Par deux mémoires en défense, enregistrés les 21 octobre 2024 et 2 octobre 2025, la communauté de communes Ouche et Montagne, représentée par Me Barberousse, conclut au rejet de la requête et à ce que la somme de 3 500 euros soit mise à la charge du requérant au titre des frais de l’instance.
Elle soutient que les moyens soulevés par le requérant ne sont pas fondés.
La clôture de l’instruction a été fixée au 3 octobre 2025 à 12 heures 00 par une ordonnance du 10 septembre 2025.
Par une décision du 17 juin 2024 du bureau d’aide juridictionnelle près le tribunal judiciaire de Dijon, M. C… a été admis au bénéfice de l’aide juridictionnelle partielle.
Vu :
- les autres pièces du dossier ;
- l’ordonnance n° 2401782 rendue le 24 juin 2024 par le juge des référés du tribunal administratif de Dijon.
Vu :
- la Déclaration des droits de l’homme et du citoyen de 1789 ;
- le code général de la fonction publique ;
- la loi n° 91-647 du 10 juillet 1991 ;
- le décret n° 89-677 du 18 septembre 1989 ;
- le code de justice administrative.
Les parties ont été régulièrement averties du jour de l’audience.

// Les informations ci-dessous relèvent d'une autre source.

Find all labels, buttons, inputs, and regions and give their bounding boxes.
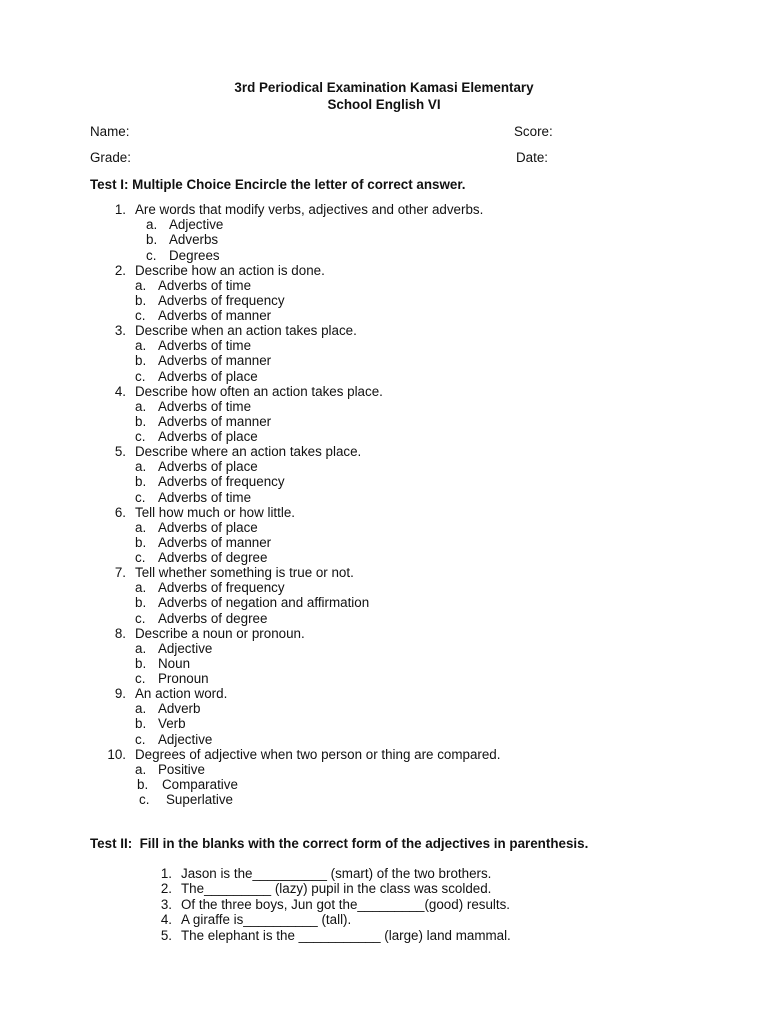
option-text: Adverb: [158, 701, 201, 717]
option-letter[interactable]: c.: [135, 731, 146, 747]
question-text: Describe when an action takes place.: [135, 323, 357, 338]
option-letter[interactable]: c.: [135, 308, 146, 324]
question-number: 6.: [114, 504, 126, 520]
option-text: Adverbs of manner: [158, 353, 272, 369]
option-letter[interactable]: b.: [135, 292, 147, 308]
option-letter[interactable]: a.: [135, 519, 147, 535]
option-text: Adverbs of manner: [158, 308, 272, 324]
question-number: 3.: [114, 323, 126, 338]
option-letter[interactable]: c.: [135, 550, 146, 566]
option-text: Adverbs: [169, 232, 219, 248]
name-label: Name:: [90, 124, 130, 139]
score-label: Score:: [514, 124, 553, 139]
date-label: Date:: [516, 150, 549, 165]
option-text: Adverbs of negation and affirmation: [158, 595, 370, 611]
option-letter[interactable]: b.: [135, 353, 147, 369]
option-text: Adverbs of place: [158, 368, 258, 384]
option-letter[interactable]: c.: [135, 671, 146, 687]
question-text: An action word.: [135, 686, 228, 701]
question-number: 5.: [114, 444, 126, 459]
option-text: Noun: [158, 655, 191, 671]
option-text: Adverbs of time: [158, 489, 252, 505]
question-number: 7.: [114, 565, 126, 580]
option-letter[interactable]: c.: [135, 368, 146, 384]
option-letter[interactable]: b.: [135, 716, 147, 732]
question-number: 8.: [114, 625, 126, 641]
option-text: Comparative: [162, 776, 238, 792]
option-letter[interactable]: b.: [135, 595, 147, 611]
option-letter[interactable]: b.: [135, 474, 147, 490]
question-number: 2.: [114, 262, 126, 278]
option-text: Adverbs of frequency: [158, 292, 285, 308]
option-letter[interactable]: a.: [135, 459, 147, 475]
option-letter[interactable]: b.: [135, 534, 147, 550]
option-text: Adverbs of time: [158, 338, 252, 354]
option-text: Adverbs of degree: [158, 550, 268, 566]
option-letter[interactable]: c.: [135, 610, 146, 626]
fill-item-number: 2.: [160, 881, 172, 897]
question-number: 9.: [114, 686, 126, 701]
fill-item-text[interactable]: A giraffe is__________ (tall).: [181, 912, 352, 928]
option-letter[interactable]: b.: [135, 413, 147, 429]
option-letter[interactable]: a.: [146, 217, 158, 233]
fill-item-number: 5.: [160, 927, 172, 943]
option-text: Adjective: [158, 731, 213, 747]
option-letter[interactable]: c.: [135, 489, 146, 505]
option-text: Adverbs of manner: [158, 413, 272, 429]
test2-heading: Test II: Fill in the blanks with the correct form of the adjectives in parenthesis.: [90, 836, 589, 851]
question-text: Describe how an action is done.: [135, 262, 325, 278]
option-text: Degrees: [169, 247, 220, 263]
option-letter[interactable]: a.: [135, 761, 147, 777]
option-text: Adverbs of frequency: [158, 580, 285, 596]
question-text: Describe how often an action takes place.: [135, 383, 383, 399]
exam-title-line-2: School English VI: [327, 97, 441, 112]
question-text: Tell how much or how little.: [135, 504, 296, 520]
option-letter[interactable]: b.: [146, 232, 158, 248]
option-letter[interactable]: a.: [135, 580, 147, 596]
option-letter[interactable]: a.: [135, 398, 147, 414]
question-text: Describe where an action takes place.: [135, 444, 362, 459]
exam-title-line-1: 3rd Periodical Examination Kamasi Elementary: [234, 80, 534, 95]
option-letter[interactable]: b.: [135, 655, 147, 671]
option-letter[interactable]: b.: [137, 776, 149, 792]
question-number: 4.: [114, 383, 126, 399]
test1-heading: Test I: Multiple Choice Encircle the letter of correct answer.: [90, 177, 466, 192]
option-letter[interactable]: c.: [139, 792, 150, 808]
question-text: Tell whether something is true or not.: [135, 565, 354, 580]
option-text: Adverbs of place: [158, 459, 258, 475]
option-letter[interactable]: a.: [135, 338, 147, 354]
question-text: Degrees of adjective when two person or thing are compared.: [135, 746, 501, 762]
fill-item-text[interactable]: Jason is the__________ (smart) of the two brothers.: [181, 866, 492, 881]
option-letter[interactable]: a.: [135, 277, 147, 293]
fill-item-text[interactable]: Of the three boys, Jun got the_________(good) results.: [181, 896, 511, 912]
option-text: Adverbs of frequency: [158, 474, 285, 490]
option-text: Adverbs of time: [158, 277, 252, 293]
question-number: 1.: [114, 202, 126, 217]
question-text: Describe a noun or pronoun.: [135, 625, 305, 641]
option-text: Pronoun: [158, 671, 209, 687]
option-text: Adverbs of manner: [158, 534, 272, 550]
option-text: Superlative: [166, 792, 233, 808]
fill-item-number: 4.: [160, 912, 172, 928]
fill-item-number: 3.: [160, 896, 172, 912]
option-text: Adverbs of degree: [158, 610, 268, 626]
option-text: Adjective: [158, 640, 213, 656]
fill-item-text[interactable]: The elephant is the ___________ (large) land mammal.: [181, 927, 511, 943]
option-text: Positive: [158, 761, 205, 777]
option-letter[interactable]: c.: [135, 429, 146, 445]
option-text: Adverbs of place: [158, 429, 258, 445]
option-text: Adverbs of time: [158, 398, 252, 414]
question-text: Are words that modify verbs, adjectives and other adverbs.: [135, 202, 484, 217]
option-letter[interactable]: a.: [135, 640, 147, 656]
option-text: Verb: [158, 716, 186, 732]
option-text: Adjective: [169, 217, 224, 233]
option-letter[interactable]: c.: [146, 247, 157, 263]
fill-item-text[interactable]: The_________ (lazy) pupil in the class was scolded.: [181, 881, 492, 897]
fill-item-number: 1.: [160, 866, 172, 881]
option-letter[interactable]: a.: [135, 701, 147, 717]
grade-label: Grade:: [90, 150, 131, 165]
question-number: 10.: [107, 746, 126, 762]
option-text: Adverbs of place: [158, 519, 258, 535]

Ont été entendus au cours de l’audience publique :
- le rapport de M. Hamza Cherief,
- les conclusions de M. Thierry Bataillard, rapporteur public,
- et les observations de Me Gourinat, représentant M. C…, et de Me Barberousse, représentant la communauté de communes Ouche et Montagne.
Considérant ce qui suit :
M. C… est titulaire du grade d’adjoint technique territorial principal au sein de la communauté de communes Ouche et Montagne, où il exerce les fonctions de gardien de déchetterie et de coordinateur des quatre déchetteries relevant du territoire intercommunal situées à Gissey-sur-Ouche, Lantenay, Sombernon et Velars-sur-Ouche. A la suite d’un signalement émanant d’une agente, il a été informé, par un courrier du 12 décembre 2023, du déclenchement d’une enquête administrative afin de recueillir tous témoignages utiles et d’établir la matérialité des faits qui lui étaient reprochés. Par un courrier du 15 février 2024, il a été informé de l’ouverture à son encontre d’une procédure disciplinaire et a été convoqué, par un courrier du 4 mars 2024, devant le conseil de discipline. Ce dernier a rendu, le 3 avril 2024, un avis favorable, à la majorité de ses membres, à une sanction d’exclusion temporaire de fonctions d’une durée de six mois, assortie de quatre mois de sursis. Par un arrêté du 15 avril 2024, le président de la communauté de communes Ouche et Montagne a prononcé à son encontre une sanction d’exclusion temporaire de fonctions de six mois. Par la présente requête, M. C… demande au tribunal d’annuler cet arrêté.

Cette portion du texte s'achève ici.